From at least 2008 through 2013, FMC Technologies (the predecessor company of TechnipFMC) “made over $794,000 in payments to a third-party consultant, which used at least some of those funds to pay bribes to Iraqi government officials to procure business with Iraq state-owned oil companies,” the SEC said in a Sept. 23 administrative order. “The bribes were paid in connection with FMC Technologies obtaining contracts to provide metering technologies for oil and gas production measurement to the Iraqi government.”

FMC Technologies, directly and through its wholly owned subsidiaries, “failed to make and keep books, records, and accounts that accurately and fairly reflected FMC Technologies’ transactions with the intermediary company,” the SEC order stated. “The transactions, intended as conduits for the bribe payments, were inaccurately characterized as legitimate transactions and thereby concealed within FMC Technologies’ books and records.”

FMC Technologies further “failed to devise and maintain a system of internal accounting controls sufficient to provide reasonable assurances that illicit payments were not being made by the intermediary company to foreign officials,” the SEC said. “FMC Technologies failed to require adequate supporting documentation and adequate due diligence prior to making payments to the intermediary company.”

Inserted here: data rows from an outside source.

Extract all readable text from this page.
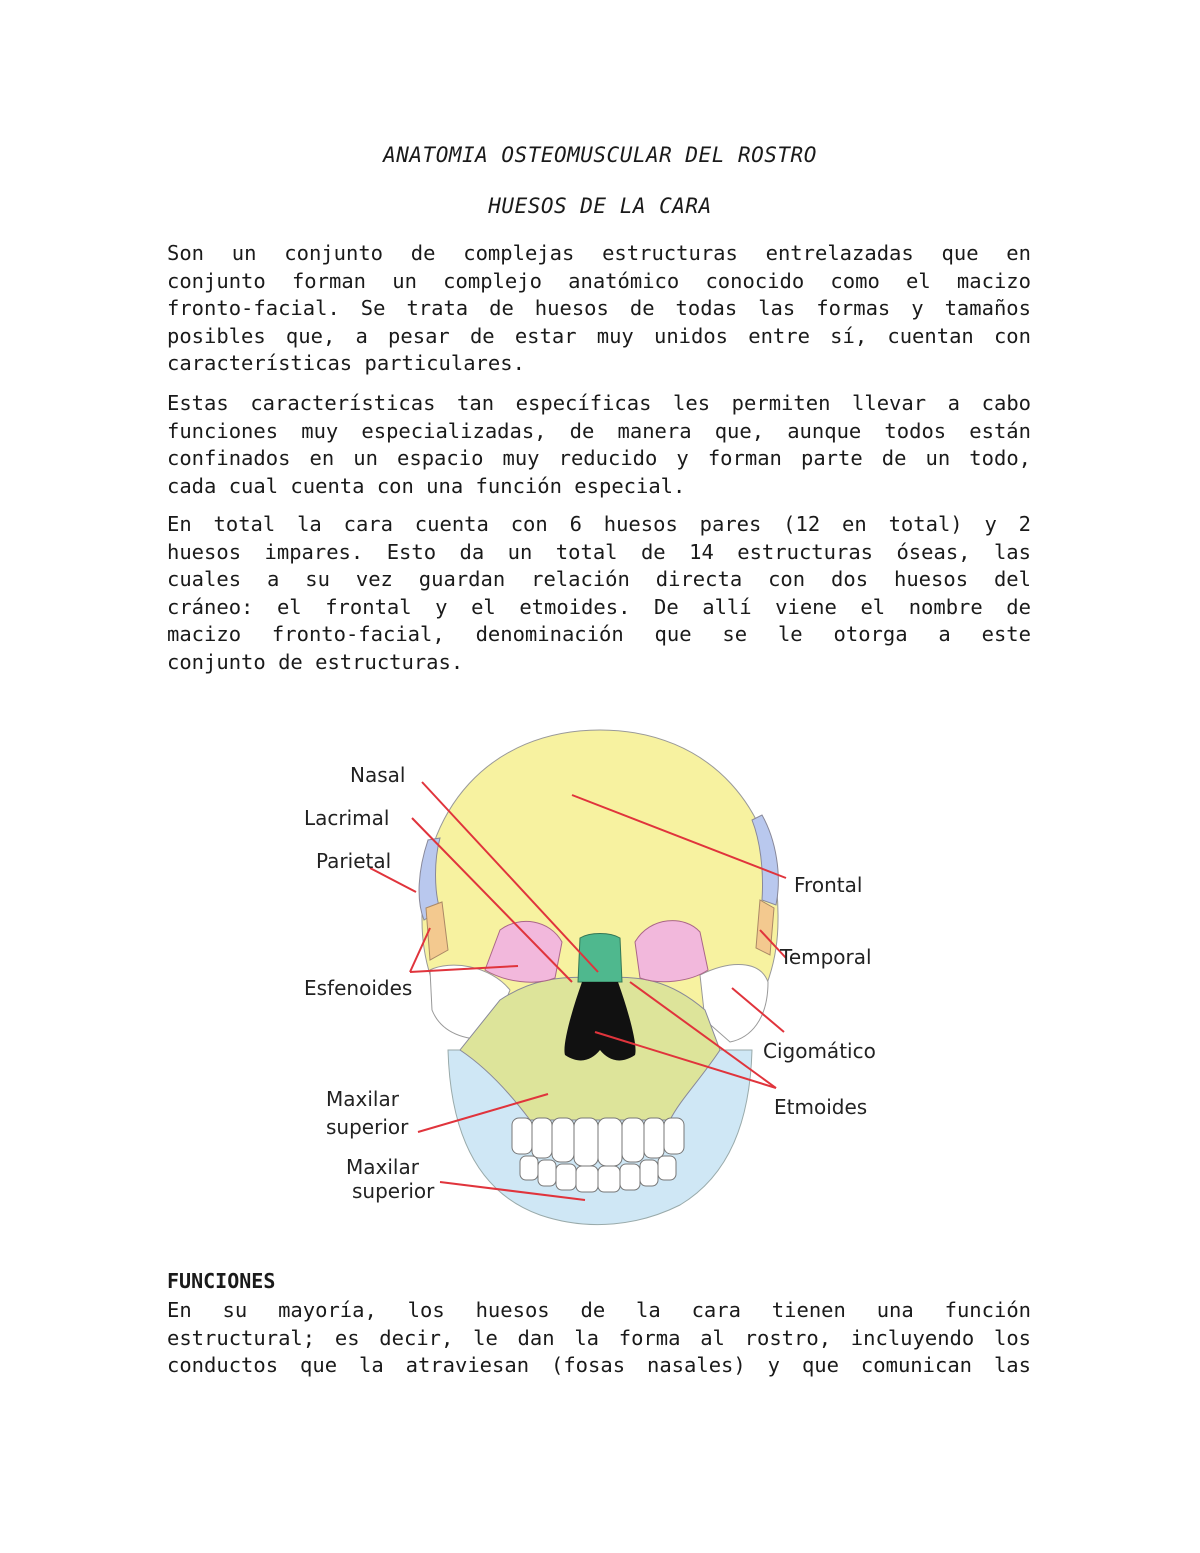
ANATOMIA OSTEOMUSCULAR DEL ROSTRO
HUESOS DE LA CARA
Son un conjunto de complejas estructuras entrelazadas que en
conjunto forman un complejo anatómico conocido como el macizo
fronto-facial. Se trata de huesos de todas las formas y tamaños
posibles que, a pesar de estar muy unidos entre sí, cuentan con
características particulares.
Estas características tan específicas les permiten llevar a cabo
funciones muy especializadas, de manera que, aunque todos están
confinados en un espacio muy reducido y forman parte de un todo,
cada cual cuenta con una función especial.
En total la cara cuenta con 6 huesos pares (12 en total) y 2
huesos impares. Esto da un total de 14 estructuras óseas, las
cuales a su vez guardan relación directa con dos huesos del
cráneo: el frontal y el etmoides. De allí viene el nombre de
macizo fronto-facial, denominación que se le otorga a este
conjunto de estructuras.
Nasal
Lacrimal
Parietal
Esfenoides
Maxilar
superior
Maxilar
superior
Frontal
Temporal
Cigomático
Etmoides
FUNCIONES
En su mayoría, los huesos de la cara tienen una función
estructural; es decir, le dan la forma al rostro, incluyendo los
conductos que la atraviesan (fosas nasales) y que comunican las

Further, FMC Technologies made payments to the intermediary company based upon contracts covering periods prior to the execution date, purchase orders with inaccurate scopes of work, and invoices with documentation that predated purchase orders. While FMC Technologies’ internal accounting controls required due diligence on third parties, inadequate due diligence was conducted concerning the intermediary company, “despite entering into numerous vague contracts with intermediary company that were renewed over multiple years,” the SEC said.

Despite these red flags, FMC Technologies, nonetheless, paid the intermediary company $794,000, some of which was used for illicit purposes, the SEC said.

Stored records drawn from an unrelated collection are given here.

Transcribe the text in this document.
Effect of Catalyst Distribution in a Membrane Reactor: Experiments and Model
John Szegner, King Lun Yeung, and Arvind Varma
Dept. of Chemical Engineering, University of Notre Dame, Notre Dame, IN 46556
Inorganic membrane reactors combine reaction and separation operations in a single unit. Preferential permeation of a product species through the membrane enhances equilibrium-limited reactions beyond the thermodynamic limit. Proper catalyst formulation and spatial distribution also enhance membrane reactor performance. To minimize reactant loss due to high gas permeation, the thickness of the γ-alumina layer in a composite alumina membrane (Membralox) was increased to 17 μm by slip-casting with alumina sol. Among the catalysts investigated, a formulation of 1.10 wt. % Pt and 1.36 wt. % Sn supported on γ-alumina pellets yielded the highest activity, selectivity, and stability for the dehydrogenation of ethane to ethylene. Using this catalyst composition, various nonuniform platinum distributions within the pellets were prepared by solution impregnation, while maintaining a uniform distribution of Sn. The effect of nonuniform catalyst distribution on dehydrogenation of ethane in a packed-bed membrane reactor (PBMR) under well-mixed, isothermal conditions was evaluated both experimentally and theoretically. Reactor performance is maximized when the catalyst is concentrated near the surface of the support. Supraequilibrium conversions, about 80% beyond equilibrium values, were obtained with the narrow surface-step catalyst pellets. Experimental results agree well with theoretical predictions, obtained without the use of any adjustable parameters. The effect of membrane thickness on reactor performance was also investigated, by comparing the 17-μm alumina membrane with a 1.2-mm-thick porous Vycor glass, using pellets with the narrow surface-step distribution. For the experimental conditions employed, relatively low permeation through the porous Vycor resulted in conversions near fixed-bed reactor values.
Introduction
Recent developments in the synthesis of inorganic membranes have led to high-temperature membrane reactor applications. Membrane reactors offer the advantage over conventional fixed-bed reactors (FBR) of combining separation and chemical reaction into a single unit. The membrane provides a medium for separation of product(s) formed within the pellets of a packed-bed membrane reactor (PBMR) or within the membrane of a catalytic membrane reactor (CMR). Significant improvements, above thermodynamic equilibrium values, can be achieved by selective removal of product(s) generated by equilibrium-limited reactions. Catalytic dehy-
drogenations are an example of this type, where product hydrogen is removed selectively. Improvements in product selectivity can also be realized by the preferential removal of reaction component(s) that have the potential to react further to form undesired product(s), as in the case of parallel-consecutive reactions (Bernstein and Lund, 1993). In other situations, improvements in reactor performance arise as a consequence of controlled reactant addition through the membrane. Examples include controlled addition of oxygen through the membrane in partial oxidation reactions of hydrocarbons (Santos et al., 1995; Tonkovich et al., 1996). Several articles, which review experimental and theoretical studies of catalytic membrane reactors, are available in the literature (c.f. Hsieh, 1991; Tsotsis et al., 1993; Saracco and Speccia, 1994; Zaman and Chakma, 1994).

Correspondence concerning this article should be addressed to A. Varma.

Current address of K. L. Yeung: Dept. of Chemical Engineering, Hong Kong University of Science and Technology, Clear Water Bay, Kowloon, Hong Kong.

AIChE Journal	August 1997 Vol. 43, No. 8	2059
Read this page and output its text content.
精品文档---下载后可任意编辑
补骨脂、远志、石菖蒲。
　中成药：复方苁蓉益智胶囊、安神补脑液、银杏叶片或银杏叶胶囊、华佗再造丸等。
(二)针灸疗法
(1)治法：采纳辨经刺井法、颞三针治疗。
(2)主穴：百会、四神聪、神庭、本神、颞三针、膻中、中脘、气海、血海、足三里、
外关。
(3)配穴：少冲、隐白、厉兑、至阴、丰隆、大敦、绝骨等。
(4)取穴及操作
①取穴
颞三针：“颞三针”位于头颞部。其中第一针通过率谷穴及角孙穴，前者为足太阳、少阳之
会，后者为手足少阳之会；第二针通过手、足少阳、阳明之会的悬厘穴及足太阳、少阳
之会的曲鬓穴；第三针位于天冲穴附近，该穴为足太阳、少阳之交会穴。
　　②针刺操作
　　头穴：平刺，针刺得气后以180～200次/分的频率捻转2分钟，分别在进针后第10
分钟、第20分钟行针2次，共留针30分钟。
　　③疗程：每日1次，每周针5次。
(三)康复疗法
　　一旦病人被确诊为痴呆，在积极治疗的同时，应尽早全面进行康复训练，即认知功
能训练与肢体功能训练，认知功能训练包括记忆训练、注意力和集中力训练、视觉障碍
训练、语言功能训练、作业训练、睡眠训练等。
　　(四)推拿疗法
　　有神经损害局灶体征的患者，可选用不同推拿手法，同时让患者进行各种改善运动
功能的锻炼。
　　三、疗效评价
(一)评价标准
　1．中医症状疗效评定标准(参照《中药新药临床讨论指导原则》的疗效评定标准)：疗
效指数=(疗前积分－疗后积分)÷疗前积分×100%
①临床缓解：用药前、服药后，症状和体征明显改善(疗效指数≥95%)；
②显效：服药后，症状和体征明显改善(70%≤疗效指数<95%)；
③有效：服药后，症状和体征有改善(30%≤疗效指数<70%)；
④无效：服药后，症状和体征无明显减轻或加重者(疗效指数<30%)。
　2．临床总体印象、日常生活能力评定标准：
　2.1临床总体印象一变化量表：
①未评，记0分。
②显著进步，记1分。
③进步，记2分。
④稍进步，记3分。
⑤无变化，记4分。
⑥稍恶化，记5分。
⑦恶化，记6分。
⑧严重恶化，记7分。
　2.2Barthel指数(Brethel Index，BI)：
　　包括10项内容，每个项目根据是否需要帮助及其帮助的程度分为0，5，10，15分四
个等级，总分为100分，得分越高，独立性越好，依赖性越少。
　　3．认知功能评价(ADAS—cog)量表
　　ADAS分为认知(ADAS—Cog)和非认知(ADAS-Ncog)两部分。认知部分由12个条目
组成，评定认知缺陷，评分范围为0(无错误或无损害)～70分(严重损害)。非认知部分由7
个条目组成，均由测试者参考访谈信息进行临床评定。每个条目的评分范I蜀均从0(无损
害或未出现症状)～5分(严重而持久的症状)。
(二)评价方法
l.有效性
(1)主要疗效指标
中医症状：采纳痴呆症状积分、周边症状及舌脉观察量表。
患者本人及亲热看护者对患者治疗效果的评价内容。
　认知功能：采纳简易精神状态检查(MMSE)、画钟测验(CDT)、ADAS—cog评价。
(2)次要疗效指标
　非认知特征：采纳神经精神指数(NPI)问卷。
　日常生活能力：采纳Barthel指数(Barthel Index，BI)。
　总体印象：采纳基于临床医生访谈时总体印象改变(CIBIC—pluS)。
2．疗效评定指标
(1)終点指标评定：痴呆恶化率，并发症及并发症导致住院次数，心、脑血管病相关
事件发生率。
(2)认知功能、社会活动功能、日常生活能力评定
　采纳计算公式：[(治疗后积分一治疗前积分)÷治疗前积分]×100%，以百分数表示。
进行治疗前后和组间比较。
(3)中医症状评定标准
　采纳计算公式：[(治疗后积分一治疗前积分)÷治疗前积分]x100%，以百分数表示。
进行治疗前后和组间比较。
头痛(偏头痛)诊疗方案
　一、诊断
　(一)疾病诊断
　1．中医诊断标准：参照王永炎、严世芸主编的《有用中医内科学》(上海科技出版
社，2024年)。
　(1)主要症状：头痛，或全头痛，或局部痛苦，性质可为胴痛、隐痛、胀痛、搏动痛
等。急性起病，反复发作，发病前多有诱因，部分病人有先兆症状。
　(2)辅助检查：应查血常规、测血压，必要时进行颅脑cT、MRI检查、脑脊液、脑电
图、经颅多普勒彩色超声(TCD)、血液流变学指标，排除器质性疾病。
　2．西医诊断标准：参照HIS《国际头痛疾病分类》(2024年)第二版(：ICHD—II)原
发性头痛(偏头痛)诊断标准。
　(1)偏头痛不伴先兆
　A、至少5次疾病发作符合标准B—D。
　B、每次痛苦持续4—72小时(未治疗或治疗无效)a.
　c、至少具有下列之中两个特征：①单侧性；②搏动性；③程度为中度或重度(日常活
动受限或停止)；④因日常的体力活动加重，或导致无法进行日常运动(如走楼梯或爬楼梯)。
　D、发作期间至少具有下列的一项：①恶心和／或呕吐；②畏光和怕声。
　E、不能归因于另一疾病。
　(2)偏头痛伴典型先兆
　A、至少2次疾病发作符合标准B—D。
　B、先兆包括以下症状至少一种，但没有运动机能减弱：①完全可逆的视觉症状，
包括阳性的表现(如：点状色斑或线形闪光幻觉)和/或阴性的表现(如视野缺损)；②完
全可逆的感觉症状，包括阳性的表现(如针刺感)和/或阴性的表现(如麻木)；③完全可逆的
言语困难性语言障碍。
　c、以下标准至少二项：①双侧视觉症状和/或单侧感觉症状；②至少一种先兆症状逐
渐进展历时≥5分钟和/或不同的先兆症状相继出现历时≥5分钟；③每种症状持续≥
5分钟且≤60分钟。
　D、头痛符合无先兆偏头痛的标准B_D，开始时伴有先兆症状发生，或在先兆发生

Cooperation and compliance efforts

The SEC said although TechnipFMC did not self-report to the SEC until after being contacted by the Department of Justice, it did cooperate during the investigation. It provided the staff with the results of its investigation into its relationship with the intermediary company, including retaining accounting experts to identify payments to the intermediary company, and provided supporting documentation requested. It also provided summary charts and downloads of employee interviews.

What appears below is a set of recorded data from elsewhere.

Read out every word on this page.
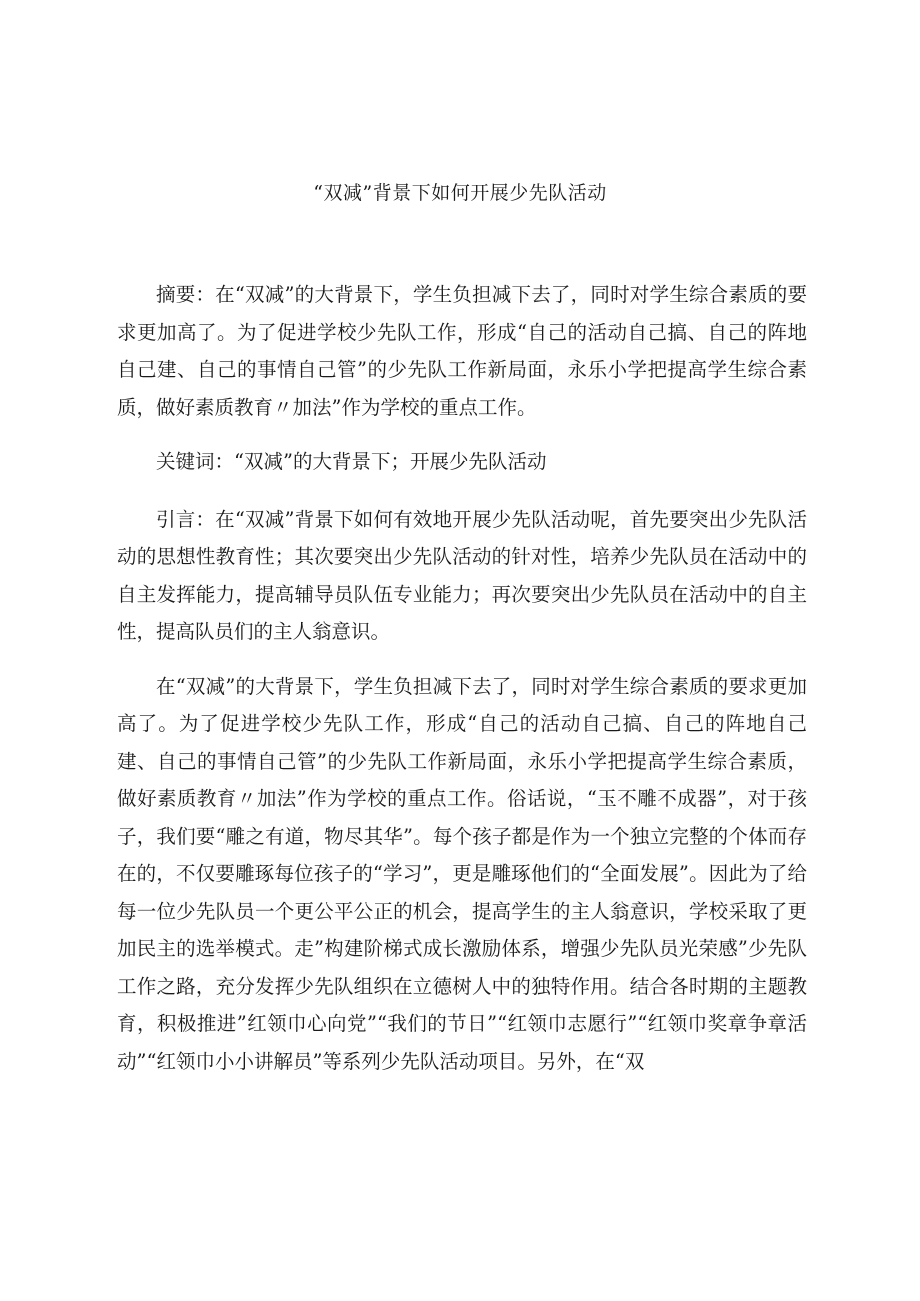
“双减”背景下如何开展少先队活动

摘要：在“双减”的大背景下，学生负担减下去了，同时对学生综合素质的要求更加高了。为了促进学校少先队工作，形成“自己的活动自己搞、自己的阵地自己建、自己的事情自己管”的少先队工作新局面，永乐小学把提高学生综合素质，做好素质教育〃加法”作为学校的重点工作。

关键词：“双减”的大背景下；开展少先队活动

引言：在“双减”背景下如何有效地开展少先队活动呢，首先要突出少先队活动的思想性教育性；其次要突出少先队活动的针对性，培养少先队员在活动中的自主发挥能力，提高辅导员队伍专业能力；再次要突出少先队员在活动中的自主性，提高队员们的主人翁意识。

在“双减”的大背景下，学生负担减下去了，同时对学生综合素质的要求更加高了。为了促进学校少先队工作，形成“自己的活动自己搞、自己的阵地自己建、自己的事情自己管”的少先队工作新局面，永乐小学把提高学生综合素质，做好素质教育〃加法”作为学校的重点工作。俗话说，“玉不雕不成器”，对于孩子，我们要“雕之有道，物尽其华”。每个孩子都是作为一个独立完整的个体而存在的，不仅要雕琢每位孩子的“学习”，更是雕琢他们的“全面发展”。因此为了给每一位少先队员一个更公平公正的机会，提高学生的主人翁意识，学校采取了更加民主的选举模式。走”构建阶梯式成长激励体系，增强少先队员光荣感”少先队工作之路，充分发挥少先队组织在立德树人中的独特作用。结合各时期的主题教育，积极推进”红领巾心向党”“我们的节日”“红领巾志愿行”“红领巾奖章争章活动”“红领巾小小讲解员”等系列少先队活动项目。另外，在“双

TechnipFMC’s remedial actions included:

  • Separating employees who were primarily responsible for the conduct;
  • Implementing certain third-party controls, including new financial controls, enhanced due diligence, and prohibiting the use of certain third parties; and
  • Making improvements to its compliance program, including by increasing its headcount and adding experienced personnel in key positions, enhancing its ethics and compliance policies, and providing additional training for certain third parties and employees.

The SEC said it will not be imposing a civil penalty based upon the imposition of a $296 million criminal fine as part of its resolution with the Department of Justice. TechnipFMC also entered a three-year deferred prosecution agreement with the Justice Department acknowledging responsibility for criminal conduct relating to findings in the order. As part of the SEC’s settlement, TechnipFMC will pay disgorgement of $4.3 million and prejudgment interest of $735,000.

TechnipFMC is the product of a 2017 merger between two predecessor companies, Technip and FMC Technologies. Although Technip announced the settlement with U.S. and Brazilian authorities in June, the SEC had not published the enforcement action until late September.